During the summer months, June through August, a guided tour is available to the public Tuesday through Friday at 10:00 a.m. and 2:00 p.m., and is included in the Admission Donation. The suggested Admission Donations is: Adult – $5, Senior Citizen – $4, Children 6 and older – $3, Children under 6 – Free, and SHSU students – Free. This donation provides access to both the Museum and all facilities on the grounds.
The summer program also includes Bear Bend Wednesdays. This is a free activity for kids (and adults) on Wednesday mornings from 10:00am – Noon during the months of June and July, and kids love it! Hands-on activities such as flower pounding, doll making, gardening, embroidery and needlepoint, and leaf etchings bring to our kids a better understanding of what life was like for the eight Houston kids.
The Museum also hosts three to four rotating exhibits each year on varying themes. A recent exhibit displayed photographs of the beautiful National Parks from across our nation. Additionally, a recent documentary Sam Houston: American Statesman, Soldier & Pioneer (focused on the life of Sam Houston, with many of the scenes filmed on the museum grounds, aided with information provided by Museum Staff) has been shown on PBS.
For current information regarding all exhibits, tours and activities, be sure to check the Museum’s website at www.samhoustonmemorialmuseum.com and their Facebook page. This will showcase all upcoming events, including the General Sam Houston Folk Festival (a crowd pleaser each spring), when the fifteen-acre grounds will be transformed from a peaceful setting into a bustling frontier settlement. Experience life like Sam did! If he were still alive, he would be soaking up the fun and games, telling stories, and strolling all of his 6’2,” 225 pound figure about in his leopard vest and big green velvet hat. Although the vest was Mexican Jaguar, he referred to it as leopard to make the point that leopards don’t change spots.

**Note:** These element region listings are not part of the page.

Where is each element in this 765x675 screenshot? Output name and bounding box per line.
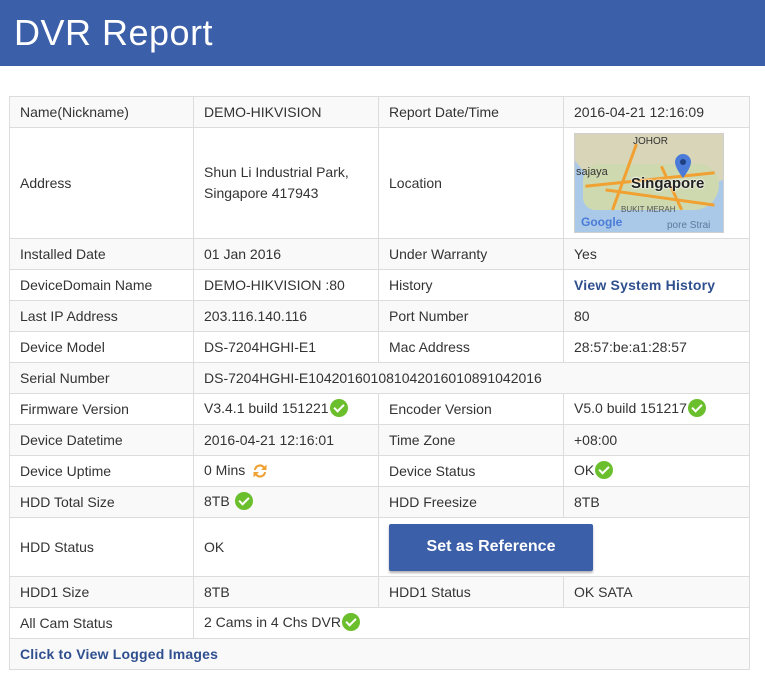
value-device-datetime: 2016-04-21 12:16:01 [193,424,379,456]
label-hdd-status: HDD Status [9,517,194,577]
label-hdd-total: HDD Total Size [9,486,194,518]
view-system-history-link[interactable]: View System History [574,277,715,293]
report-table: Name(Nickname) DEMO-HIKVISION Report Dat… [9,96,750,670]
value-hdd-total-cell: 8TB [193,486,379,518]
label-firmware: Firmware Version [9,393,194,425]
value-ip: 203.116.140.116 [193,300,379,332]
value-device-status: OK [574,461,595,478]
map-city-label: Singapore [631,175,705,192]
value-port: 80 [563,300,750,332]
location-map[interactable]: JOHOR sajaya Singapore BUKIT MERAH pore … [574,133,724,233]
check-circle-icon [687,399,706,418]
row-installed: Installed Date 01 Jan 2016 Under Warrant… [9,238,750,270]
row-hdd-total: HDD Total Size 8TB HDD Freesize 8TB [9,486,750,518]
label-encoder: Encoder Version [378,393,564,425]
value-uptime-cell: 0 Mins [193,455,379,487]
value-timezone: +08:00 [563,424,750,456]
label-hdd1-size: HDD1 Size [9,576,194,608]
value-uptime: 0 Mins [204,462,246,479]
set-as-reference-button[interactable]: Set as Reference [389,523,593,571]
value-model: DS-7204HGHI-E1 [193,331,379,363]
map-label-bukit-merah: BUKIT MERAH [621,205,676,214]
map-label-johor: JOHOR [633,136,668,147]
view-logged-images-link[interactable]: Click to View Logged Images [20,646,218,662]
row-address: Address Shun Li Industrial Park, Singapo… [9,127,750,239]
value-firmware: V3.4.1 build 151221 [204,399,329,416]
check-circle-icon [595,461,614,480]
row-cams: All Cam Status 2 Cams in 4 Chs DVR [9,607,750,639]
value-cam-status-cell: 2 Cams in 4 Chs DVR [193,607,750,639]
label-cam-status: All Cam Status [9,607,194,639]
map-label-strait: pore Strai [667,220,711,231]
label-installed-date: Installed Date [9,238,194,270]
row-hdd1: HDD1 Size 8TB HDD1 Status OK SATA [9,576,750,608]
value-hdd-free: 8TB [563,486,750,518]
value-location: JOHOR sajaya Singapore BUKIT MERAH pore … [563,127,750,239]
label-device-status: Device Status [378,455,564,487]
label-domain: DeviceDomain Name [9,269,194,301]
label-history: History [378,269,564,301]
label-ip: Last IP Address [9,300,194,332]
label-report-datetime: Report Date/Time [378,96,564,128]
value-name: DEMO-HIKVISION [193,96,379,128]
row-model: Device Model DS-7204HGHI-E1 Mac Address … [9,331,750,363]
view-history-link-cell: View System History [563,269,750,301]
value-serial: DS-7204HGHI-E104201601081042016010891042… [193,362,750,394]
value-encoder-cell: V5.0 build 151217 [563,393,750,425]
label-name: Name(Nickname) [9,96,194,128]
row-name: Name(Nickname) DEMO-HIKVISION Report Dat… [9,96,750,128]
check-circle-icon [234,492,253,511]
value-installed-date: 01 Jan 2016 [193,238,379,270]
label-serial: Serial Number [9,362,194,394]
row-serial: Serial Number DS-7204HGHI-E1042016010810… [9,362,750,394]
value-firmware-cell: V3.4.1 build 151221 [193,393,379,425]
value-report-datetime: 2016-04-21 12:16:09 [563,96,750,128]
check-circle-icon [329,399,348,418]
address-line-1: Shun Li Industrial Park, [204,164,349,180]
row-uptime: Device Uptime 0 Mins Device Status OK [9,455,750,487]
map-label-sajaya: sajaya [576,166,608,178]
label-model: Device Model [9,331,194,363]
row-logged-images: Click to View Logged Images [9,638,750,670]
label-timezone: Time Zone [378,424,564,456]
page-header: DVR Report [0,0,765,66]
google-logo: Google [581,215,623,229]
label-hdd-free: HDD Freesize [378,486,564,518]
label-location: Location [378,127,564,239]
page-title: DVR Report [14,12,214,53]
value-device-status-cell: OK [563,455,750,487]
address-line-2: Singapore 417943 [204,185,319,201]
value-hdd1-size: 8TB [193,576,379,608]
label-uptime: Device Uptime [9,455,194,487]
label-address: Address [9,127,194,239]
label-warranty: Under Warranty [378,238,564,270]
row-firmware: Firmware Version V3.4.1 build 151221 Enc… [9,393,750,425]
refresh-icon[interactable] [251,463,269,479]
value-encoder: V5.0 build 151217 [574,399,687,416]
value-hdd1-status: OK SATA [563,576,750,608]
value-hdd-status: OK [193,517,379,577]
value-domain: DEMO-HIKVISION :80 [193,269,379,301]
value-hdd-total: 8TB [204,492,230,509]
value-mac: 28:57:be:a1:28:57 [563,331,750,363]
row-datetime: Device Datetime 2016-04-21 12:16:01 Time… [9,424,750,456]
row-domain: DeviceDomain Name DEMO-HIKVISION :80 His… [9,269,750,301]
reference-button-cell: Set as Reference [378,517,750,577]
row-hdd-status: HDD Status OK Set as Reference [9,517,750,577]
row-ip: Last IP Address 203.116.140.116 Port Num… [9,300,750,332]
label-port: Port Number [378,300,564,332]
logged-images-cell: Click to View Logged Images [9,638,750,670]
map-pin-icon [675,154,691,178]
label-device-datetime: Device Datetime [9,424,194,456]
check-circle-icon [341,613,360,632]
value-cam-status: 2 Cams in 4 Chs DVR [204,613,341,630]
value-warranty: Yes [563,238,750,270]
label-hdd1-status: HDD1 Status [378,576,564,608]
label-mac: Mac Address [378,331,564,363]
value-address: Shun Li Industrial Park, Singapore 41794… [193,127,379,239]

This brings us back to General Sam Houston, a man who had to make tough decisions that impacted thousands of lives, and stand by those decisions, popular or not, without wavering. This is part of the integrity which defines Sam Houston. Leadership does not come without a price, and Sam Houston, although not flawless, stood tall under the pressures placed upon him. A trip to the Museum will attest to his skills as a leader, and even though the word “Presidential” is not contained within its name, the Sam Houston Memorial Museum serves as the lasting memoirs of a great man, a victorious General and a President of the Republic of Texas.